The underlying Hadoop API that Spark uses to access S3 allows you specify input files using a glob expression.
From the Spark docs:
All of Spark’s file-based input methods, including textFile, support running on directories, compressed files, and wildcards as well. For example, you can use textFile("/my/directory"), textFile("/my/directory/*.txt"), and textFile("/my/directory/*.gz").
So in your case you should be able to open all those files as a single RDD using something like this:
rdd = sc.textFile("s3://bucket/project1/20141201/logtype1/logtype1.*.gz")
Just for the record, you can also specify files using a comma-delimited list, and you can even mix that with the * and ? wildcards.
For example:
rdd = sc.textFile("s3://bucket/201412??/*/*.gz,s3://bucket/random-file.txt")
Briefly, what this does is:
- The
* matches all strings, so in this case all gz files in all folders under 201412?? will be loaded.
- The
? matches a single character, so 201412?? will cover all days in December 2014 like 20141201, 20141202, and so forth.
- The
, lets you just load separate files at once into the same RDD, like the random-file.txt in this case.

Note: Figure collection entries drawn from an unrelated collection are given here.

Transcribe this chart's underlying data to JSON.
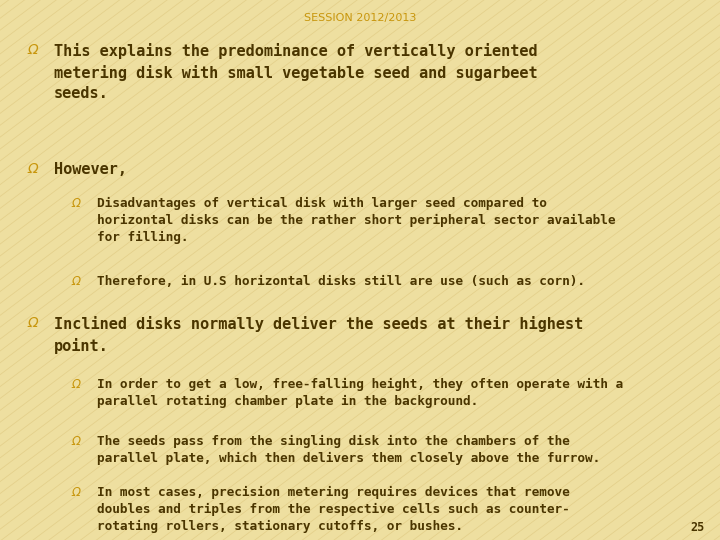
{
  "title": "SESSION 2012/2013",
  "title_color": "#c8960c",
  "title_fontsize": 8,
  "bg_color": "#eedfa0",
  "stripe_color": "#d4b86a",
  "text_color": "#4a3500",
  "bullet_color": "#c8960c",
  "page_number": "25",
  "bullet1": "This explains the predominance of vertically oriented\nmetering disk with small vegetable seed and sugarbeet\nseeds.",
  "bullet2": "However,",
  "sub_bullet1": "Disadvantages of vertical disk with larger seed compared to\nhorizontal disks can be the rather short peripheral sector available\nfor filling.",
  "sub_bullet2": "Therefore, in U.S horizontal disks still are use (such as corn).",
  "bullet3": "Inclined disks normally deliver the seeds at their highest\npoint.",
  "sub_bullet3": "In order to get a low, free-falling height, they often operate with a\nparallel rotating chamber plate in the background.",
  "sub_bullet4": "The seeds pass from the singling disk into the chambers of the\nparallel plate, which then delivers them closely above the furrow.",
  "sub_bullet5": "In most cases, precision metering requires devices that remove\ndoubles and triples from the respective cells such as counter-\nrotating rollers, stationary cutoffs, or bushes."
}
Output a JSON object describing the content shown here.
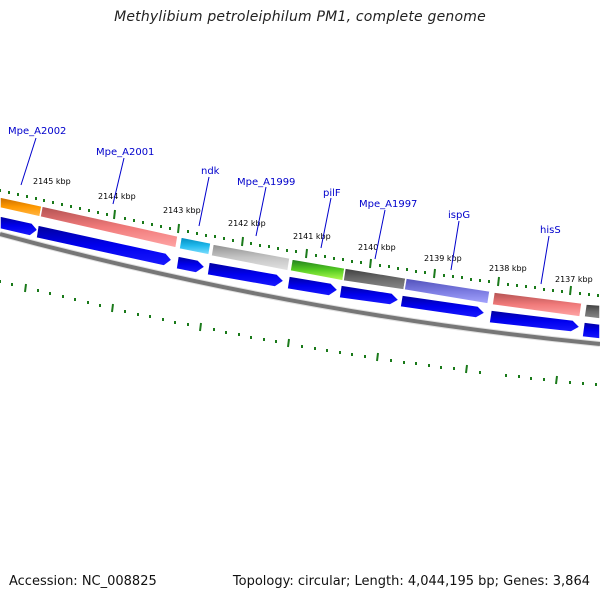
{
  "title": "Methylibium petroleiphilum PM1, complete genome",
  "accession": "Accession: NC_008825",
  "summary": "Topology: circular; Length: 4,044,195 bp; Genes: 3,864",
  "colors": {
    "backbone": "#7a7a7a",
    "cds": "#0000ee",
    "tick": "#1a7a1a",
    "label": "#0000cc"
  },
  "position_labels": [
    "2145 kbp",
    "2144 kbp",
    "2143 kbp",
    "2142 kbp",
    "2141 kbp",
    "2140 kbp",
    "2139 kbp",
    "2138 kbp",
    "2137 kbp"
  ],
  "gene_labels": [
    "Mpe_A2002",
    "Mpe_A2001",
    "ndk",
    "Mpe_A1999",
    "pilF",
    "Mpe_A1997",
    "ispG",
    "hisS"
  ]
}
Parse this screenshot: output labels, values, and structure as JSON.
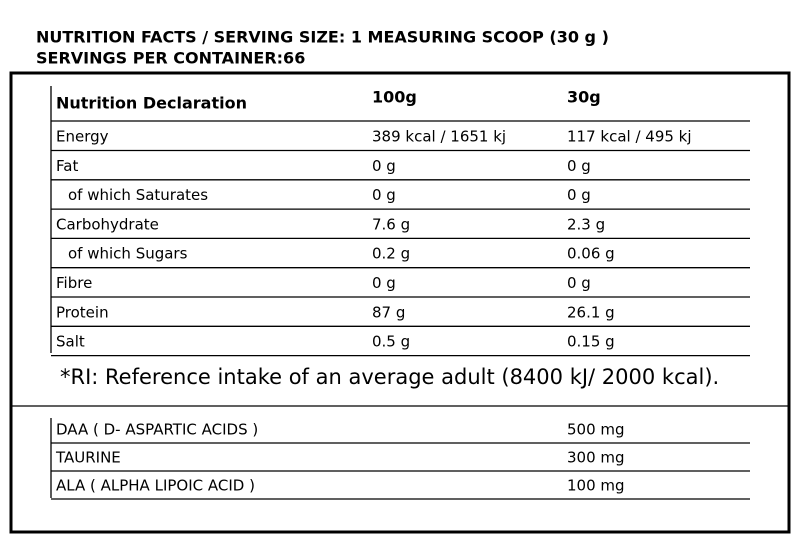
{
  "header": {
    "line1": "NUTRITION FACTS / SERVING SIZE: 1 MEASURING SCOOP (30 g )",
    "line2": "SERVINGS PER CONTAINER:66"
  },
  "table": {
    "columns": [
      "Nutrition Declaration",
      "100g",
      "30g"
    ],
    "rows": [
      [
        "Energy",
        "389 kcal / 1651 kj",
        "117 kcal / 495 kj"
      ],
      [
        "Fat",
        "0 g",
        "0 g"
      ],
      [
        "of which Saturates",
        "0 g",
        "0 g"
      ],
      [
        "Carbohydrate",
        "7.6 g",
        "2.3 g"
      ],
      [
        "of which Sugars",
        "0.2 g",
        "0.06 g"
      ],
      [
        "Fibre",
        "0 g",
        "0 g"
      ],
      [
        "Protein",
        "87 g",
        "26.1 g"
      ],
      [
        "Salt",
        "0.5 g",
        "0.15 g"
      ]
    ]
  },
  "footnote": "*RI: Reference intake of an average adult (8400 kJ/ 2000 kcal).",
  "extras": {
    "rows": [
      [
        "DAA ( D- ASPARTIC ACIDS )",
        "500 mg"
      ],
      [
        "TAURINE",
        "300 mg"
      ],
      [
        "ALA ( ALPHA LIPOIC ACID )",
        "100 mg"
      ]
    ]
  }
}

Some notes about the appropriate URL scheme for S3 paths:
- If you're running Spark on EMR, the correct URL scheme is
s3://.
- If you're running open-source Spark (i.e. no proprietary Amazon libraries) built on Hadoop 2.7 or newer,
s3a:// is the way to go.
s3n:// has been deprecated on the open source side in favor of s3a://. You should only use s3n:// if you're running Spark on Hadoop 2.6 or older.